Des pas résonnent. On arrive. Toute à son plaisir, elle n'entend pas et demeure penchée au-dessus du lavabo, les fesses écartées. Je récupère mon fouet. Elle proteste. Encore, s'il te plaît. Encore. Elle répète toujours ce « encore » lorsque je m'éclipse et qu'une autre vieille dame ouvre la porte des toilettes.
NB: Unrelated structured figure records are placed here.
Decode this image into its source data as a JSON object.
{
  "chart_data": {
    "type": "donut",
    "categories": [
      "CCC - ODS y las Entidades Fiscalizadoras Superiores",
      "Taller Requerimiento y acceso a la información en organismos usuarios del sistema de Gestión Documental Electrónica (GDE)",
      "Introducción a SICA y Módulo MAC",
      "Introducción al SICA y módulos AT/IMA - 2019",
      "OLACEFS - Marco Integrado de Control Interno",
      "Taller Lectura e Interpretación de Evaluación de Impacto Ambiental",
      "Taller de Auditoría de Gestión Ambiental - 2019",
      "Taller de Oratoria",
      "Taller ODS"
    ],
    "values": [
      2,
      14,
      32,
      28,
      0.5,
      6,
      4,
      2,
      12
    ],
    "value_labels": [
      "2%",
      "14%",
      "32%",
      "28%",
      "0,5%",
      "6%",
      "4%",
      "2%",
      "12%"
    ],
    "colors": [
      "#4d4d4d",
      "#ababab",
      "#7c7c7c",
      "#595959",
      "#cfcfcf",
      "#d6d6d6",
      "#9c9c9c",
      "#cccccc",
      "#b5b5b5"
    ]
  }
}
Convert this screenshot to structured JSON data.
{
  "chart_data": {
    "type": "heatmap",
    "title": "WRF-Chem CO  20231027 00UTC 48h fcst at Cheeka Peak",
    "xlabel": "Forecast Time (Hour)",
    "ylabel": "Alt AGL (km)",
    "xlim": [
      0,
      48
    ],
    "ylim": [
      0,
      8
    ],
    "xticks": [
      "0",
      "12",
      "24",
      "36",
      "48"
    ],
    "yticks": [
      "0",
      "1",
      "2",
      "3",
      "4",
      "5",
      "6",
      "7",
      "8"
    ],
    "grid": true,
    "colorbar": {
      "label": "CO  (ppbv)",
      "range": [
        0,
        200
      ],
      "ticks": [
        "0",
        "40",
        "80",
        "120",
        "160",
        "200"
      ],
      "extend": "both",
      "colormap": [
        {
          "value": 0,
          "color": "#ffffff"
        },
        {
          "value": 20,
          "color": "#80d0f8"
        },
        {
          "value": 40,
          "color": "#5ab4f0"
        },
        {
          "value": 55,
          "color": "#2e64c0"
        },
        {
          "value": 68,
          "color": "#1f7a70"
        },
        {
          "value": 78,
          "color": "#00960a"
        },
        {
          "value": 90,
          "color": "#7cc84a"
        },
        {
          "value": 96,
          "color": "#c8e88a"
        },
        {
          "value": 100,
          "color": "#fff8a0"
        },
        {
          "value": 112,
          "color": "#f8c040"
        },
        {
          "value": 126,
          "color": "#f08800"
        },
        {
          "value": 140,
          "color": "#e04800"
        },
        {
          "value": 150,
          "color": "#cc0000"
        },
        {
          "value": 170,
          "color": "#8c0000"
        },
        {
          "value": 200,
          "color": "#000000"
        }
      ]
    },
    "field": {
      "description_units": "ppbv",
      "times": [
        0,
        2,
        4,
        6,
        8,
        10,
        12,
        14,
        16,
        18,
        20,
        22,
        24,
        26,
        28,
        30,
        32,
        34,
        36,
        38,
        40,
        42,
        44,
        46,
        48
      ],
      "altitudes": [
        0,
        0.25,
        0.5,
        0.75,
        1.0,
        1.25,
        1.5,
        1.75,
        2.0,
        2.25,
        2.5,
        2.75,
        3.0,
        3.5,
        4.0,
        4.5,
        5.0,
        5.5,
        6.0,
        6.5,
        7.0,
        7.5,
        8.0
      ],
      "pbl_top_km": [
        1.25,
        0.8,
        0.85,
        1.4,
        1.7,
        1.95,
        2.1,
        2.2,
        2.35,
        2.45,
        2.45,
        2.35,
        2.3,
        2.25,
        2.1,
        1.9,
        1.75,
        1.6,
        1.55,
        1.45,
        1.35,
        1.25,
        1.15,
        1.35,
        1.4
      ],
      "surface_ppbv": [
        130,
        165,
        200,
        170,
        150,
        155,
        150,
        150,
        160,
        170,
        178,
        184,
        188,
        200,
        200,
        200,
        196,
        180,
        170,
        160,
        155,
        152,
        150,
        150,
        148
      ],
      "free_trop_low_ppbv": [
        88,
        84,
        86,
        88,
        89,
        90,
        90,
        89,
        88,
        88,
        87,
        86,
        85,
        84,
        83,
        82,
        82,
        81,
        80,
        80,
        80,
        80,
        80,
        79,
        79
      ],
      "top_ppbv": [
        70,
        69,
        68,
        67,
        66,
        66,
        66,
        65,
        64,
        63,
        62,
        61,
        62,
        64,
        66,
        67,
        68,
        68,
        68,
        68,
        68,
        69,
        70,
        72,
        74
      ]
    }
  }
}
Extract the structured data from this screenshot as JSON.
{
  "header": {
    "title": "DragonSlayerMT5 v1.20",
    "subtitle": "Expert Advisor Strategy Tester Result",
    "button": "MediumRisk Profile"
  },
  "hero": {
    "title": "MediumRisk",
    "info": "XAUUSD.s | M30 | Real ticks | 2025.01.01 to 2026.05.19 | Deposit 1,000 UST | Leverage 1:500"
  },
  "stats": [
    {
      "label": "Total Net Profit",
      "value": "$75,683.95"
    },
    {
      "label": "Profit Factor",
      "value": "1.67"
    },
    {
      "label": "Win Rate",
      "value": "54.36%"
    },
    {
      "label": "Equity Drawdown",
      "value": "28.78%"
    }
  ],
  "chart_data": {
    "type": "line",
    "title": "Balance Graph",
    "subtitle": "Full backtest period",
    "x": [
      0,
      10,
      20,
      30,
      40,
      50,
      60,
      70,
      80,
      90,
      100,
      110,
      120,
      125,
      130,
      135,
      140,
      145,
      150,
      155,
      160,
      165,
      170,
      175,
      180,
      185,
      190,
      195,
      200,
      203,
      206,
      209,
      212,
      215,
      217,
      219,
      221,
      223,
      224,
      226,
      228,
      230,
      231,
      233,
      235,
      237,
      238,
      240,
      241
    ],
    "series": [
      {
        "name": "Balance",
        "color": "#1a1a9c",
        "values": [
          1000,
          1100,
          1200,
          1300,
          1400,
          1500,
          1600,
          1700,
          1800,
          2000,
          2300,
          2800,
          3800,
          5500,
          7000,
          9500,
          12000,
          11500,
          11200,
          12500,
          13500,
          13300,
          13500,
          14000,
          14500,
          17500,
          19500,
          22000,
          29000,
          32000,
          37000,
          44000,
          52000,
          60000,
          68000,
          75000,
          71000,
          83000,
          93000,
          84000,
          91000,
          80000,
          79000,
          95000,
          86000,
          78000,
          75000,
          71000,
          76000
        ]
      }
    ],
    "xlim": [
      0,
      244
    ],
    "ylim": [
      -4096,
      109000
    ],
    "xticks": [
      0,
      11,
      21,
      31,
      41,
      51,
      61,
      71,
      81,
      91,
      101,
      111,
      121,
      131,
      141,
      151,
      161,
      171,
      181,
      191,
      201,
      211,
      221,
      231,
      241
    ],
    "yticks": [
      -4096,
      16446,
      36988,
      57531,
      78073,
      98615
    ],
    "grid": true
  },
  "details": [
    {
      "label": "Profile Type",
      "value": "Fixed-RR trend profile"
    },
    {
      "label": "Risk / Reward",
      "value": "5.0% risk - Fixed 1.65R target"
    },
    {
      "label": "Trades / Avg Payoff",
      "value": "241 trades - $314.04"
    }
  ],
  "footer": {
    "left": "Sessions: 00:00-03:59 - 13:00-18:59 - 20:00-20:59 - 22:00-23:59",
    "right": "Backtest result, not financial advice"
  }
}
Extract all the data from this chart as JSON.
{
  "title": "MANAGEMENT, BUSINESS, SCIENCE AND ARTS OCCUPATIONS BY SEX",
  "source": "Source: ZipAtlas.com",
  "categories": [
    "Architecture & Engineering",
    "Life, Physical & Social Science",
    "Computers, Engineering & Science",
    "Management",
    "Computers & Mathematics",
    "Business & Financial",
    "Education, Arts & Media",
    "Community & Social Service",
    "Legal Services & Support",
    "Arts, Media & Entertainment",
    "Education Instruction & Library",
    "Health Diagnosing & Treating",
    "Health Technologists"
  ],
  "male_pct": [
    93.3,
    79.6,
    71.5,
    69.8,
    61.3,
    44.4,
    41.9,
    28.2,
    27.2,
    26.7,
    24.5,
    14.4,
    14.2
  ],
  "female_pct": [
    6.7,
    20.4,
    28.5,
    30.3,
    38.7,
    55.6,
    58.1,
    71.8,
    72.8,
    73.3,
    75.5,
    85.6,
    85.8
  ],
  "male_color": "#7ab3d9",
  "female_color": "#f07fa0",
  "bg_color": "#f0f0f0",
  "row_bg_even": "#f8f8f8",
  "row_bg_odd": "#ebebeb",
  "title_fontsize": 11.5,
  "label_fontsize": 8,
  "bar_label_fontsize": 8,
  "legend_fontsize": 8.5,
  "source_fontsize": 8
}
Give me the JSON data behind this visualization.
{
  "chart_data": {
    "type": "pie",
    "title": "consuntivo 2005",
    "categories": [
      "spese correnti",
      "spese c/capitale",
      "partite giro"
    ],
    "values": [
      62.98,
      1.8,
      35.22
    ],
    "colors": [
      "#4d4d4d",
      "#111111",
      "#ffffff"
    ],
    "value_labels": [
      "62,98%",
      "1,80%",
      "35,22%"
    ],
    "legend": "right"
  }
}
J'affiche un air décontenancé.

A cet âge, c'est navrant, dis-je à l'intruse. Bonsoir madame.
Près du savon liquide, j'ai naturellement déposé un billet.
La couverture d'une autre édition du roman

Un peu "trash" donc, cette fessée de revanche contre la "fille n°3", volontairement dépersonnalisée dans le récit alors qu'au contraire elle est l'objet d'une vengeance très personnelle. Une autre forme de thérapie, cette fois pour la narratrice à qui l'auteur fait administrer la fessée.
On peut mesurer dans ce roman tout l'impact psychologique que peut revêtir la fessée : d'abord paradoxalement objet de jouissance et de domination pour la narratrice alors que c'est son institutrice qui est censée vivre ces ressentis, elle conduit, sur un simple mot, à un renversement brutal des sensations et des émotions, puis à un impact fort sur le devenir et les actes de la petite fille devenue adulte, et enfin une forme de thérapie probablement très imparfaite via une vengeance au décorum volontairement sordide et avilissant.
 

Une dernière couverture d'une édition du roman

 Comme pour les autres articles, vous pouvez naturellement laisser vos impressions et questionnements ou, si vous souhaitez une meilleure discrétion, me joindre personnellement via ce blog.

4 commentaires:

  1. Le mot avilissant que vous utilisez convient tout particulièrement à cette phrase dans la scène des toilettes "Toute à son plaisir, elle n'entend pas et demeure penchée au-dessus du lavabo, les fesses écartées." Avez-vous essayé de joindre Martine Roffinella ou savez-vous si elle a connaissance de votre blog ?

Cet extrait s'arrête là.